Перелом 3 - 10

Николай Скромный
В небольшой комнатенке приземистой мазанки, куда заходит Назар, никого нет. В нижние шибки перекошенных от тяжести земляной крыши окон с надворья вставлены саманины и аккуратно обмазаны по щелям кизяком, верхние прикрывают старенькие занавески, продернутые ниткой на колышках, вбитых в стену. От занавешенных окон в комнате тихо и сумрачно. Ровный глиняный пол чист и сбрызнут водой.

Назар заглянул в чугунки, составленные на загнетке, понюхал прикрытую рушником корчагу с остатками черно-зеленого супа, усмехнулся и лег на топчан с набитой соломой подушкой. Лежал долго, слушая сонный шум ветра за окнами, и уже задремал, когда в сенцах послышались шаги и в хату с ведром воды вошла Леся.

- А-а... Кто?! - испугалась она вскочившего на ноги Назара. - Ты? Господи, напугал-то как! Со свету не видно... Лежи, лежи!

- Отец с Иваном на работе?

- На работе. У церкви камень бьют.

Леся поставила ведро, прошла к столу и села напротив Назара, устало и мягко встречая его внимательный, испытывающий взгляд.

- А я вот проведать зашел.

- Спасибо. Мы уж не знаем, как и благодарить тебя. Если б не ты...

- Да что я! - нервно и зло перебивает Назар. - Было бы чем! Все помогают, не я один.

Всякое напоминание о помощи Гонтарям для него неприятно. Он идет к припечку, где сушатся листья табака, долго клеит цигарку и украдкой поглядывает на Лесю, тихо и как-то робко сидящую по другую сторону стола на краю кровати - в стареньком, с по надплечья обрезанными на заплатки рукавами платье, в белом платке, хорошо и чисто обрамляющем ее худое, темное от загара лицо с постоянной и жалкой улыбкой признательности, при виде которой у Назара каждый раз ноет сердце, - и он строго, чтобы и на этот раз не захлестнуло жалостью, спрашивает:

- Зашел вот, думаю, может, решила что... Или все еще не знаешь?

Помолчав, она жалко улыбается ему:

- Не знаю...

- Когда же узнаешь? То на отца ссылалась, потом на Ивана, а они, оказывается, не против. Максима ждешь?

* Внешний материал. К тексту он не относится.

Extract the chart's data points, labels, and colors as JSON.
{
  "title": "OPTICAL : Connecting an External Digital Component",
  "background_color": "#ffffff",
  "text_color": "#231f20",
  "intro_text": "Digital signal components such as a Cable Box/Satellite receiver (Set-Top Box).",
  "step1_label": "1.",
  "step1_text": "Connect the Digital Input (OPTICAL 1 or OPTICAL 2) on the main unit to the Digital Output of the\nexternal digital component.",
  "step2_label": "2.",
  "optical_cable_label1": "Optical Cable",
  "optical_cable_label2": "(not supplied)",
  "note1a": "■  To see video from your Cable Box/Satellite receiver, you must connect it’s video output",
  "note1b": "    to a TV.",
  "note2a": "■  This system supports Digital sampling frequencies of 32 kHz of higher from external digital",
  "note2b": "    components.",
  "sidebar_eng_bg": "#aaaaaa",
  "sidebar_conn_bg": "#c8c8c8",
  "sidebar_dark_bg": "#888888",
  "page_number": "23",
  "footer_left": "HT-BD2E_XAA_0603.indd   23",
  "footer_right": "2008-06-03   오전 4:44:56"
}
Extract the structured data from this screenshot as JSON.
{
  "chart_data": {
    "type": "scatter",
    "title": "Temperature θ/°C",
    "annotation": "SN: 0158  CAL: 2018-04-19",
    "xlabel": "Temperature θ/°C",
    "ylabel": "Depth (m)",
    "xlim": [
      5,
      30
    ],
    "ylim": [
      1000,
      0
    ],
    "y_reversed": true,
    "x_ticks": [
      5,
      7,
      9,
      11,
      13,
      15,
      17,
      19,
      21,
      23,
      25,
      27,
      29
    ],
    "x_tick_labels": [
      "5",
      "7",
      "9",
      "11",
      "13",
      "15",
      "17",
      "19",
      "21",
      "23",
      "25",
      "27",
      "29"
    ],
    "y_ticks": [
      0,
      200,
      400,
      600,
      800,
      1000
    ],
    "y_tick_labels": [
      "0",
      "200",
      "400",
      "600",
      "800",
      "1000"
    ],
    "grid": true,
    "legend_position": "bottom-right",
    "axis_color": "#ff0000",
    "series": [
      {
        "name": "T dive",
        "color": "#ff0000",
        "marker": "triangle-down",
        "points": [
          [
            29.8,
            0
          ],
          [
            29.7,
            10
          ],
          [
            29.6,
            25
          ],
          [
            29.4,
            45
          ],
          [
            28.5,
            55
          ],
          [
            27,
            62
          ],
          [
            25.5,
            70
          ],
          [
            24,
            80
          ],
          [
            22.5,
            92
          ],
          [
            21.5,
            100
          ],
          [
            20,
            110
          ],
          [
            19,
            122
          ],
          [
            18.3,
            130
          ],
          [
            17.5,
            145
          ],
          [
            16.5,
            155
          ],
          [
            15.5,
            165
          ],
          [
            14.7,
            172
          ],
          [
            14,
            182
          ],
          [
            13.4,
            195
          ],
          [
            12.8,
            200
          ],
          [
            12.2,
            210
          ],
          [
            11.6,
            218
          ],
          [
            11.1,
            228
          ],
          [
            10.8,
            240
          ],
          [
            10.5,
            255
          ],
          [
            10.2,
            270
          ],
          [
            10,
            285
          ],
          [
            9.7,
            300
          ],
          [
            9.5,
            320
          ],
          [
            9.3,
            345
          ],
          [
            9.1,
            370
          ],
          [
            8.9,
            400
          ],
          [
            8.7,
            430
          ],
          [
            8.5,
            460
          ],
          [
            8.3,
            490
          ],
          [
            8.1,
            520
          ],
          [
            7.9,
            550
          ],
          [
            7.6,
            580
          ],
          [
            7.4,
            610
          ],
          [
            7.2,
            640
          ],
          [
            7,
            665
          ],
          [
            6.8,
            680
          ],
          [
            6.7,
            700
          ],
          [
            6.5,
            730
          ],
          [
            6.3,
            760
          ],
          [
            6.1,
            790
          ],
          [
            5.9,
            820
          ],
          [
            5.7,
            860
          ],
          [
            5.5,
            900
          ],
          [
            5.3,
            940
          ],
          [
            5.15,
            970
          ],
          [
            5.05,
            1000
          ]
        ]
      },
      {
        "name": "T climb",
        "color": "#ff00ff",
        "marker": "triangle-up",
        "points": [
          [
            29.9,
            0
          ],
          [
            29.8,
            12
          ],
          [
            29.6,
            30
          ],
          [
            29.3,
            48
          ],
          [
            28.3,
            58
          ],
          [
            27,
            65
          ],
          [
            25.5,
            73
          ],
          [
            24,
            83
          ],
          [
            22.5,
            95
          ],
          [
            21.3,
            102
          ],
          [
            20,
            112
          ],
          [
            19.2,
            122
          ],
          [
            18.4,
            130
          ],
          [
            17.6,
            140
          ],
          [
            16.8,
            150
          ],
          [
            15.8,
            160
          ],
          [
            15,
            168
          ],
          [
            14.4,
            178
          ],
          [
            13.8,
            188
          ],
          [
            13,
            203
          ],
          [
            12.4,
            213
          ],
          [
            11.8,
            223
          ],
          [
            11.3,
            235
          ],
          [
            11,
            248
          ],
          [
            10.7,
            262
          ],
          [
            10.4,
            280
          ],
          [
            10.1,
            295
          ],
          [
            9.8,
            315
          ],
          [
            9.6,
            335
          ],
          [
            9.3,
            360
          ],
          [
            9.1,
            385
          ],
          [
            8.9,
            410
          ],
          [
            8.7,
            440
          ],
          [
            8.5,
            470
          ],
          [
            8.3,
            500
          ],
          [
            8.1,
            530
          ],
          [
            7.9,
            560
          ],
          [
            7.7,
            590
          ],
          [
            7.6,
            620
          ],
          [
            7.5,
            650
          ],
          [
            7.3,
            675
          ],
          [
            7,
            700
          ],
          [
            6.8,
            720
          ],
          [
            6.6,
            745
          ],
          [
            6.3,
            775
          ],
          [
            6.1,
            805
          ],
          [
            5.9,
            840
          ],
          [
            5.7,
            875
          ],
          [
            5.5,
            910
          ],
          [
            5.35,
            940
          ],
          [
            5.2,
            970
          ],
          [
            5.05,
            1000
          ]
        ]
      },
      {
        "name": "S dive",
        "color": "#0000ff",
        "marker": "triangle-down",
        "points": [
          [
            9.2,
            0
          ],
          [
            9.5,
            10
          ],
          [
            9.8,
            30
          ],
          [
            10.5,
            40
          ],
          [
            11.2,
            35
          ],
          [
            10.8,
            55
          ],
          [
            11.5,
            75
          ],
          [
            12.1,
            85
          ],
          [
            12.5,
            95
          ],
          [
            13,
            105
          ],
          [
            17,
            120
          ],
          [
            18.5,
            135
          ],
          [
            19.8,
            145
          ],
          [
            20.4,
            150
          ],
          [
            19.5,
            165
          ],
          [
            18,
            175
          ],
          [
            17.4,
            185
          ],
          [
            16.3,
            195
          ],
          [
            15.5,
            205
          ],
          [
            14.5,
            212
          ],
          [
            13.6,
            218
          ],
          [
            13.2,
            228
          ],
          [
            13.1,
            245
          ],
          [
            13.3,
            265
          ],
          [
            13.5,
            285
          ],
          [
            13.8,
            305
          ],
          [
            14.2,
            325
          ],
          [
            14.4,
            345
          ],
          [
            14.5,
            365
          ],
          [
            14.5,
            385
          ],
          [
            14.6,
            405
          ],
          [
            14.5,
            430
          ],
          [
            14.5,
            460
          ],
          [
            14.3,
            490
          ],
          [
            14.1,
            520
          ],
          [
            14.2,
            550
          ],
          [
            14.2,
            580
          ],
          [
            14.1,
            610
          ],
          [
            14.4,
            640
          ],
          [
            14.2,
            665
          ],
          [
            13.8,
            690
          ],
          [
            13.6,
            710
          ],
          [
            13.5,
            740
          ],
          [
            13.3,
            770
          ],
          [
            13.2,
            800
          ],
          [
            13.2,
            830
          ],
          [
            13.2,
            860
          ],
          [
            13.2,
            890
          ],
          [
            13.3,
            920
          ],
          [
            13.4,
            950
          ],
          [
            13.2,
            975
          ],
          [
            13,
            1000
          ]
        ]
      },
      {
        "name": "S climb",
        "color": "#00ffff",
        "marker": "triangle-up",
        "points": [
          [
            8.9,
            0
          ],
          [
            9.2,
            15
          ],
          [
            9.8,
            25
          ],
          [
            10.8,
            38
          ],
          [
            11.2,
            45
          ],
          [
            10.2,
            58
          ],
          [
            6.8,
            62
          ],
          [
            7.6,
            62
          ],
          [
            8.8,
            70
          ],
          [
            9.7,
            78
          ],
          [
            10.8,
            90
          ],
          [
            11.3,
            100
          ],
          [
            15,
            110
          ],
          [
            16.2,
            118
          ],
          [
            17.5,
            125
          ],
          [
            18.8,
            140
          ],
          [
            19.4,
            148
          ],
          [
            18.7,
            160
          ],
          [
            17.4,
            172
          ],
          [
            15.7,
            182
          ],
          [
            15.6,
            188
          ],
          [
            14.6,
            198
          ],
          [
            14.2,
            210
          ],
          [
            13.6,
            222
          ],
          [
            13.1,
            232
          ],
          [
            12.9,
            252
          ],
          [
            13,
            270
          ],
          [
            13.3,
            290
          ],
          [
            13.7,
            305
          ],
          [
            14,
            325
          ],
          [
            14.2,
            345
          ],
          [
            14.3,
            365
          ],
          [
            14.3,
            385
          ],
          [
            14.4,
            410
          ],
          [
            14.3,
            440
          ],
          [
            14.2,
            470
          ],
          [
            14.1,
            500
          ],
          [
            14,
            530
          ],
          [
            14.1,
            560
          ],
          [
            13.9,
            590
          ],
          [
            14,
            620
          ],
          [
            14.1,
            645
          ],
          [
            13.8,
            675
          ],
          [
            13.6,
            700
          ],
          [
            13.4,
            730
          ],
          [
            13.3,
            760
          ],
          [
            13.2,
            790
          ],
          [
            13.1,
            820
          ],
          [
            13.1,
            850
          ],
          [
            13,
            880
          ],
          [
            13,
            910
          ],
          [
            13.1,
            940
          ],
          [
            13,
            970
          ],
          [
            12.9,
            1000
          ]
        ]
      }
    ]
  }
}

- О чем ты? - Леся безнадежно поводит рукой.

- Я не нравлюсь? Ты прямо говори, не обижусь.

- Не обижайся, Назарушка, - поспешно отвечает Леся, - не обижайся, ради Бога! Ну какая зараз из меня жена, помощница? Видишь, ведро воды принесла - и ноги подкашиваются.

   - Недоедаешь. Перемена места мучает. Пройдет со временем... Я же не в наймычки зову. Поберегу.

Она виновато опускает голову.

- Не торопил бы ты меня. Дай время.

Назар понимающе и желчно хмыкает:

- Все-таки ждешь. После всего, что он сотворил с вами, ты - ждешь...

- Ждать мне больше некого, - печально возражает Леся. - Забывать пора. Он теперь у этой... Нет, Назар, о нем и речи нету.


Назар не верит ей. Не верит потому, что уже не в первый раз предлагает ей выйти за него замуж и всякий раз получает отказ, правда, раз от разу мягче, и причиной этому - он знает - Похмельный, одно имя которого с каждым днем все больше гнетет и злобит Назара.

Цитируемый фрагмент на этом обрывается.